Allison Messina , MD, chief of infectious diseases at Johns Hopkins All Children's Hospital, agreed. "I would recommend that for safest use, people should wear their own masks to avoid any possibility of 'sharing' germs," Dr. Messina explained. To head off any possibility that you'll run out and have to borrow a mask from someone else in your household, she suggests keeping an ample supply: "It is best to have a few masks available, perhaps one for each day of the week so that it is easier to keep up with laundering them!"
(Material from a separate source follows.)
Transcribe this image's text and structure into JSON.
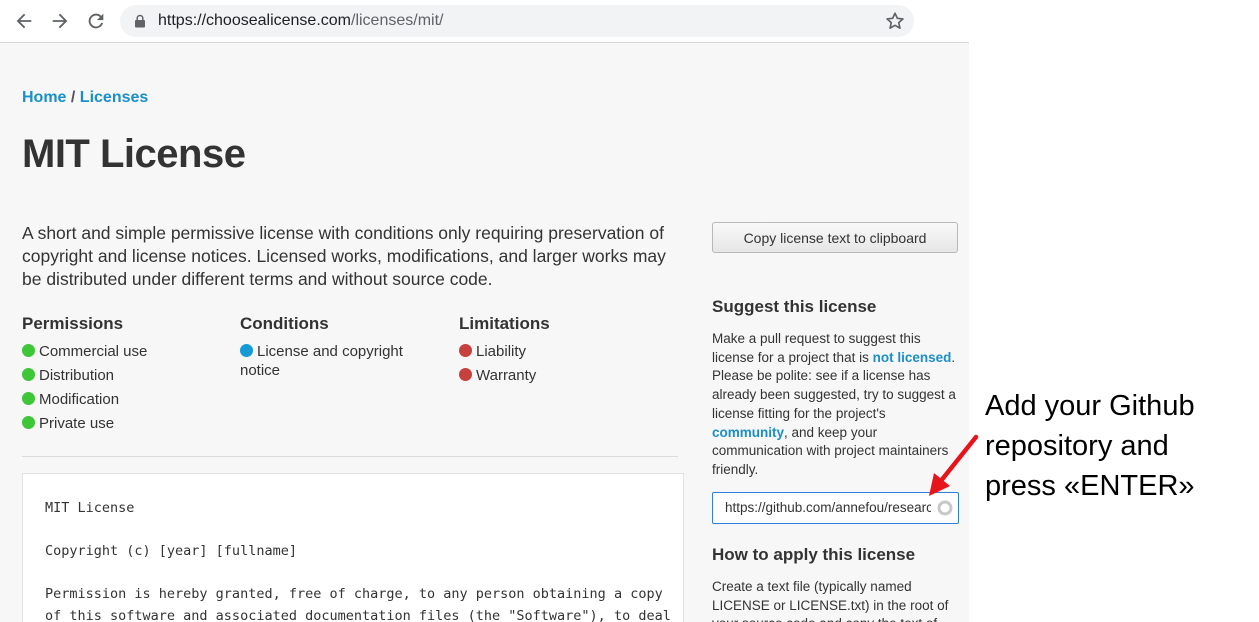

As for keeping your face masks germ-free , both Dr. Kuppalli and Dr. Messina recommend washing them after each use and point to the CDC guidelines for cleaning instructions . If you're using a washing machine and dryer, use the highest temperature setting possible because "higher temperatures kill the virus more efficiently," Dr. Messina said. If you're washing your masks by hand, you should soak them in a bleach solution. Just be careful not to go overboard. "Do not use straight bleach on your mask," Dr. Messina warned. Instead, she advises people to follow the directions for preparing bleach solutions on the CDC website. Fully dry your mask, either in the dryer or by laying it flat and letting it air-dry (in direct sunlight, if possible).
Finally, no matter what mask you're wearing, try to avoid touching it with dirty hands. "I see so many people wear masks inappropriately and touch them without cleaning their hands — it kind of defeats the purpose," Dr. Kuppalli said. So keep your hands off your own and other people's masks, and stay safe out there.